No. 1 money mistake people in their 50s make

People in their 50s are often juggling a number of financial responsibilities, from paying for kids’ tuition to caring for elderly parents — on top of saving for their looming retirement.

You might feel like your life, retirement savings and finances are set in stone at this age. But this mindset can be one of the biggest financial mistakes you make in your 50s, says Autumn Knutson, certified financial planner and founder of Styled Wealth.

“In your 50s, you still have sufficient, if not ample, time to make the changes you want to make for the life you either want now or the life you want in your future and for your 60s and 70s,” she says. 

Here are three smart decisions to make with your money in your 50s, according to three certified financial planners. 

1. Secure long-term care insurance

As you inch closer to retirement, your 50s are a good time to consider long-term care insurance, says Andrew Fincher, a CFP and financial advisor at VLP Financial Advisors.

Separate from health insurance and Medicare, long-term care insurance covers expenses that often arise in your later years, such as assisted living care and at-home care.

Long-term care insurance can help you tackle rising care costs — the median price of a private room in an assisted living facility was $64,200 per year, according to Genworth’s 2023 Cost of Care survey.
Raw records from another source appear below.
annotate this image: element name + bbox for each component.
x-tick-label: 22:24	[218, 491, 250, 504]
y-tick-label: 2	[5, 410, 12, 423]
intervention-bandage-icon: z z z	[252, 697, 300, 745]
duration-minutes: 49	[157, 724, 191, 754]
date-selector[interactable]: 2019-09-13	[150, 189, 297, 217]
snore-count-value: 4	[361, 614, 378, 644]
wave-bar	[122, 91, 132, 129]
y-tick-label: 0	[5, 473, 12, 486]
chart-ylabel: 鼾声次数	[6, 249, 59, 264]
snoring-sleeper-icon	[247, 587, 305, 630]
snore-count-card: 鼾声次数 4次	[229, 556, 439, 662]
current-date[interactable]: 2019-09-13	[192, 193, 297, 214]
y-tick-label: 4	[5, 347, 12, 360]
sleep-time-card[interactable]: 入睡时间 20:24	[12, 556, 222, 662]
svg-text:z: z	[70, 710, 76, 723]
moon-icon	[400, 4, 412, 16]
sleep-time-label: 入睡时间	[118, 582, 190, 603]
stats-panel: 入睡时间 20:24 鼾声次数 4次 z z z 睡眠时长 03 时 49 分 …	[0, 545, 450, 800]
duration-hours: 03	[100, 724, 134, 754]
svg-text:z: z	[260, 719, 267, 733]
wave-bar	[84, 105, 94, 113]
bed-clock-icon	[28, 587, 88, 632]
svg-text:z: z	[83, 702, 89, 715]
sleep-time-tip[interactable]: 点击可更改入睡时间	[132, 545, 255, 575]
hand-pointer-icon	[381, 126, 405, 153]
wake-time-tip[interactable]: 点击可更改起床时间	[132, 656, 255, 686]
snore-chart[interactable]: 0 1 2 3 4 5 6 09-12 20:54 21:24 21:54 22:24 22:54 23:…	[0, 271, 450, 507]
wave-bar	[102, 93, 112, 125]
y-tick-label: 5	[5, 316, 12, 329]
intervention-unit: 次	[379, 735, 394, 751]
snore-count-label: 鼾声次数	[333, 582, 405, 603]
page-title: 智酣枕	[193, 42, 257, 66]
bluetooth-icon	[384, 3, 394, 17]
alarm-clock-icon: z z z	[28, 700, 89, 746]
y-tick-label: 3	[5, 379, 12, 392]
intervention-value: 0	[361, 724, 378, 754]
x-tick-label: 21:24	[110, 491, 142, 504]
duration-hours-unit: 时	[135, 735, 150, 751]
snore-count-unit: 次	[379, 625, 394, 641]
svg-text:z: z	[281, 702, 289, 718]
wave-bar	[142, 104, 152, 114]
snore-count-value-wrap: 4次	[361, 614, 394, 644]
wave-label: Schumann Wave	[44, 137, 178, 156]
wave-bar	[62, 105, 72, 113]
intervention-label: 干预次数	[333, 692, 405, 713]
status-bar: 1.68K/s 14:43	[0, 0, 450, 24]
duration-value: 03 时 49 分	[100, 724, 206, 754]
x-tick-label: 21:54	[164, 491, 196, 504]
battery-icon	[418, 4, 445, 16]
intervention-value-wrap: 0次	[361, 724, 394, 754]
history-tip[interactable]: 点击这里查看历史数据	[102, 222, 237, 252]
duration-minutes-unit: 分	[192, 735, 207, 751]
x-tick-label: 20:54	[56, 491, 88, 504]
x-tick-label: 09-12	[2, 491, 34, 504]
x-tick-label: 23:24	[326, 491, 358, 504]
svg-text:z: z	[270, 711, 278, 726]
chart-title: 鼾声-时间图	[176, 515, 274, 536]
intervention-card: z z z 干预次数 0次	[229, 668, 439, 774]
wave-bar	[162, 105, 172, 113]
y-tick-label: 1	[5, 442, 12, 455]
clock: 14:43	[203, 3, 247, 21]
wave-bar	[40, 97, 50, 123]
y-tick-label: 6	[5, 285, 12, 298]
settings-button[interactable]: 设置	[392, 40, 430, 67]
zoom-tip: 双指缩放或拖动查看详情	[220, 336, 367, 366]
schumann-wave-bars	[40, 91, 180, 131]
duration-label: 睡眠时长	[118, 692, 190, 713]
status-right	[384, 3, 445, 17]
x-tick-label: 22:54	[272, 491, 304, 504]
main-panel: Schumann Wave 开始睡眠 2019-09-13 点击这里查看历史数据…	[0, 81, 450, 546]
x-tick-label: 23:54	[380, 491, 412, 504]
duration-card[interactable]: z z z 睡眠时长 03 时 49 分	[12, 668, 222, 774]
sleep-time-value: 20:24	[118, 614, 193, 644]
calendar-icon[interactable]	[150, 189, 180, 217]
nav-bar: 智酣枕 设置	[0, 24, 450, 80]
Buying coverage now can also protect you from paying high premiums later. 

“Once you get to your 60s, [insurance companies] really jack up the premiums and it can be very costly,” says Fincher. “In your 50s, there’s a little bit more flexibility there to cover any cognitive disabilities. Having coverage on that can really help from hurting your spouse or your children.”

2. Try to increase your 401(k) contribution

With retirement approaching, try to add as much as you can to your 401(k) contribution, says Marguerita Cheng, a certified financial planner, CEO of Blue Ocean Global and member of CNBC’s Advisor Council. 

“Every January, increase your 401(k) contribution by 1%, if you’re not already maxing it out,” she says. 

A 55-year-old earning $80,000 per year could have an additional $16,779 in their retirement fund at 67 if they increase contributions by 1%, according to calculations from Fidelity Investments. That’s assuming an investment growth rate of 5.5%, consistent employment and a hypothetical salary growth rate of 4% a year.

“Don’t obsess over the past in the present [when] planning for the future,” says Cheng. “Now that you know these strategies, see if you can put any one of them into force, into action.”